Die Schlussminuten sind sinnbildlich für den ersten Zürcher «Tatort»: In «Züri brännt» ist der Täter niemand Geringeres als der abtretende Kripo-Chef persönlich. Und natürlich jagt er sich in der Schlussszene die letzte Kugel des Abends gleich selbst in den Kopf. Wenn die das Pulver bereits in der Premiere buchstäblich verschiessen und notabene auch gleich den besten Schauspieler opfern, Roland Koch (61), stellt sich der erschöpfte Zuschauer zu Recht die bange Frage, was in den nächsten Folgen und Jahren noch kommen soll.

Dass dieses Ende eine Anspielung auf den allerersten Schweizer «Tatort» von 1990 sein könnte, als sich Mathias Gnädinger (1941–2015) als Kommissar und Täter das Leben nahm, bleibt eine Vermutung. Und das meiste, was uns die Drehbuchautoren Stefan Brunner (44) und Lorenz Langenegger (40) servieren, ist ähnlich verworren und übermotiviert: Statt die neuen Ermittlerinnen – Anna Pieri Zuercher (41) als Isabelle Grandjean und Carol Schuler (33) als Tessa Ott – ernsthaft vorzustellen und eine Identifikation zu ermöglichen, werden sie rasch in ein vorhersehbares und klischiertes Divenduell verwickelt. «Wir wollen das Herz des deutschen Publikums erobern», sagte SRF-Fiktionsleiter Urs Fitze (63) im Vorfeld. Doch wie kann man jemanden gernhaben oder ihn zumindest verstehen, wenn man ihn gar nicht kennt?

Keine Einführung, Dialogflut und kaum Änderung in Sicht

Ohne eigentliche Einführung wird das Duo mit einem «Cold Case» aus dem Zürich der 1980er-Jahre konfrontiert und dabei gleich noch der ambitionierte Ansatz verfolgt, die damaligen Jugendunruhen von Grund auf zu erklären. Und später entpuppt sich der Fall als delikate Polizei-Insiderstory. Etwas viel für eine allererste Episode mit neuem Personal und neuer Kulisse.

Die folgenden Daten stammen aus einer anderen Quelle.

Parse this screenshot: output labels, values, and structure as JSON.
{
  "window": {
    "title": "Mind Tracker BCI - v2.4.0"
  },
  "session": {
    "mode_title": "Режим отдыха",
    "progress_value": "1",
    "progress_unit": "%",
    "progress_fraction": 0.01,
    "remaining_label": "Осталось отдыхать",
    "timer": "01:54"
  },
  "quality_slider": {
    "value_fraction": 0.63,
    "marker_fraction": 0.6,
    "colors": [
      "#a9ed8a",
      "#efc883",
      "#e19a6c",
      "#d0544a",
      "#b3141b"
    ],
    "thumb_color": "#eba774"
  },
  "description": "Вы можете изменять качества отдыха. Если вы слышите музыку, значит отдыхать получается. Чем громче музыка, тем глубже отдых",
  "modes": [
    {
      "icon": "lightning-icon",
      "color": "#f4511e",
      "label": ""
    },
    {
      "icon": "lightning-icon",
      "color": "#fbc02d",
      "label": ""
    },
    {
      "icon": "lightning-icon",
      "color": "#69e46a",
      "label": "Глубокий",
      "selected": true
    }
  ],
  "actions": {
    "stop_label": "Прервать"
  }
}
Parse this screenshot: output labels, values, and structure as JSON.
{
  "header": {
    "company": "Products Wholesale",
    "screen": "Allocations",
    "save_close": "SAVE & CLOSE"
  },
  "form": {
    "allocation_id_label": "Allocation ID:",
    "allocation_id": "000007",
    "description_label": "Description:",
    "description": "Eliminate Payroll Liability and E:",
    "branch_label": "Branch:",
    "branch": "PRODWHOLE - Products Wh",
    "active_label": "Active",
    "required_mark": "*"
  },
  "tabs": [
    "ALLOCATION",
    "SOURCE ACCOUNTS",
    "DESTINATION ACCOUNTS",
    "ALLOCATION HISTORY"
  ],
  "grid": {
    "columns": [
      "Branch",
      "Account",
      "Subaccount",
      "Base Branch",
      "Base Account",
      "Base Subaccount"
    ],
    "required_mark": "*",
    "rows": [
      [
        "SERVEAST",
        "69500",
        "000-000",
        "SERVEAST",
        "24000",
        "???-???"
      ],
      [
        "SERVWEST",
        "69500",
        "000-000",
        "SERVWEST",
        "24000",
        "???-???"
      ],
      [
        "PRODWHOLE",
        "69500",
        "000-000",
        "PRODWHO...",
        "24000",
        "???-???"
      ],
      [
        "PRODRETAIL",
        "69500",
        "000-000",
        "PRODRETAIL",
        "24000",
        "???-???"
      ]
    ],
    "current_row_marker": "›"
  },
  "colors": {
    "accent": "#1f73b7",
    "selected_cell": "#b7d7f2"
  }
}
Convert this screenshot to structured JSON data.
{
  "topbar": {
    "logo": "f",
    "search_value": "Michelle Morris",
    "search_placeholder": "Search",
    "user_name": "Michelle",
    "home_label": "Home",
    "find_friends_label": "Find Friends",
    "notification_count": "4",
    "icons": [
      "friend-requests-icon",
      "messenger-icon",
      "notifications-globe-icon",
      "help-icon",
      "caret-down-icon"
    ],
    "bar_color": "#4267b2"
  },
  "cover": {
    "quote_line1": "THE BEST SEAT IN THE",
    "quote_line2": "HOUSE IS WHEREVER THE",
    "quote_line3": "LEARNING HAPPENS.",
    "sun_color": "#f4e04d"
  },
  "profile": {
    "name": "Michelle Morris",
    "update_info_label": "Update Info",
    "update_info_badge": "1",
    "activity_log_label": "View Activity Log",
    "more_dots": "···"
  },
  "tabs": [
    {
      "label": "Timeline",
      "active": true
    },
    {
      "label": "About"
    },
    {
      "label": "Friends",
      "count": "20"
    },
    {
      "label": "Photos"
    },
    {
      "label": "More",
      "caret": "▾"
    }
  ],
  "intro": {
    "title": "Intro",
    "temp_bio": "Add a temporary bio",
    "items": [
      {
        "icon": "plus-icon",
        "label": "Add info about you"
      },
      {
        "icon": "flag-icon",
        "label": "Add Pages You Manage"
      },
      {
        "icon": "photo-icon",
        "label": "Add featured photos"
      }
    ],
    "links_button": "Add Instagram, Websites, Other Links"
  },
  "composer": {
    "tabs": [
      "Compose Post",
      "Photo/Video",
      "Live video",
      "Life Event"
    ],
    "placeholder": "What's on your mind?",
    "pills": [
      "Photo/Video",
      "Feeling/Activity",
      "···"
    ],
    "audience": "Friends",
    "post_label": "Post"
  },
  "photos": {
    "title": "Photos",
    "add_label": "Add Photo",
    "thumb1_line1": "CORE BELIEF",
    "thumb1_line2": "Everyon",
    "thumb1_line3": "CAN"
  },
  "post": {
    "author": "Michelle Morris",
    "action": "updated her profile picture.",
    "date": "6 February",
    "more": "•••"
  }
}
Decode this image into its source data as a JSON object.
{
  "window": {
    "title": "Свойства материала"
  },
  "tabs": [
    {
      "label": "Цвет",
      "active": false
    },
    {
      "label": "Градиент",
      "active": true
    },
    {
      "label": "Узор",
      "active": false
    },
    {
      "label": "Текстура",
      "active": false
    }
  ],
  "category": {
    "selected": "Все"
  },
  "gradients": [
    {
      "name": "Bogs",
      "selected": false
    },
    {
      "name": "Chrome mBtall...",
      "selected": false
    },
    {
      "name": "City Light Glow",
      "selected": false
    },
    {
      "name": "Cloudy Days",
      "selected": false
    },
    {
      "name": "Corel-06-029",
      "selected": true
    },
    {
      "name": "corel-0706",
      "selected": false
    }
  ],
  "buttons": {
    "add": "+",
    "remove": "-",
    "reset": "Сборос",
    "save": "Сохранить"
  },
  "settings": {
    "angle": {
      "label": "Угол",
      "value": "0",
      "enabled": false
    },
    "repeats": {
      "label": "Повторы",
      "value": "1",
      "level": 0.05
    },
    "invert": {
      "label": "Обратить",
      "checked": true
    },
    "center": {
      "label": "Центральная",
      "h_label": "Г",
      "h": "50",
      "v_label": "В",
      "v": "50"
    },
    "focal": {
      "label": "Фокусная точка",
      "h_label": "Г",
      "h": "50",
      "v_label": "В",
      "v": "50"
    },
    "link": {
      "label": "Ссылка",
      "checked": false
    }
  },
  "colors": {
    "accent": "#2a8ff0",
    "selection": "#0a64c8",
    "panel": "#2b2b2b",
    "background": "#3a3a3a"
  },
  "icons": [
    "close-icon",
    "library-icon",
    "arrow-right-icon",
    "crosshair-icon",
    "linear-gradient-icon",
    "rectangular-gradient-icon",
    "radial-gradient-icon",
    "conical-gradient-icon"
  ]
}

Ein Pilotfilm unterliegt erzählerischen Grundsätzen, die Regisseurin Viviane Andereggen (35) nicht so recht befolgen mag. Das ist ihre Entscheidung, bringt aber für die Zukunft weiteren Erklärungsbedarf. Dazu kommt die Dialogflut, die wirkt, als hätte sie ihrer Bildsprache misstraut. Kurzfristige Veränderungen sind übrigens nicht in Sicht: Die zweite Folge («Schoggiläbe») – ebenfalls unter ihrer Regie – ist bereits abgedreht und folgt im Frühling 2021.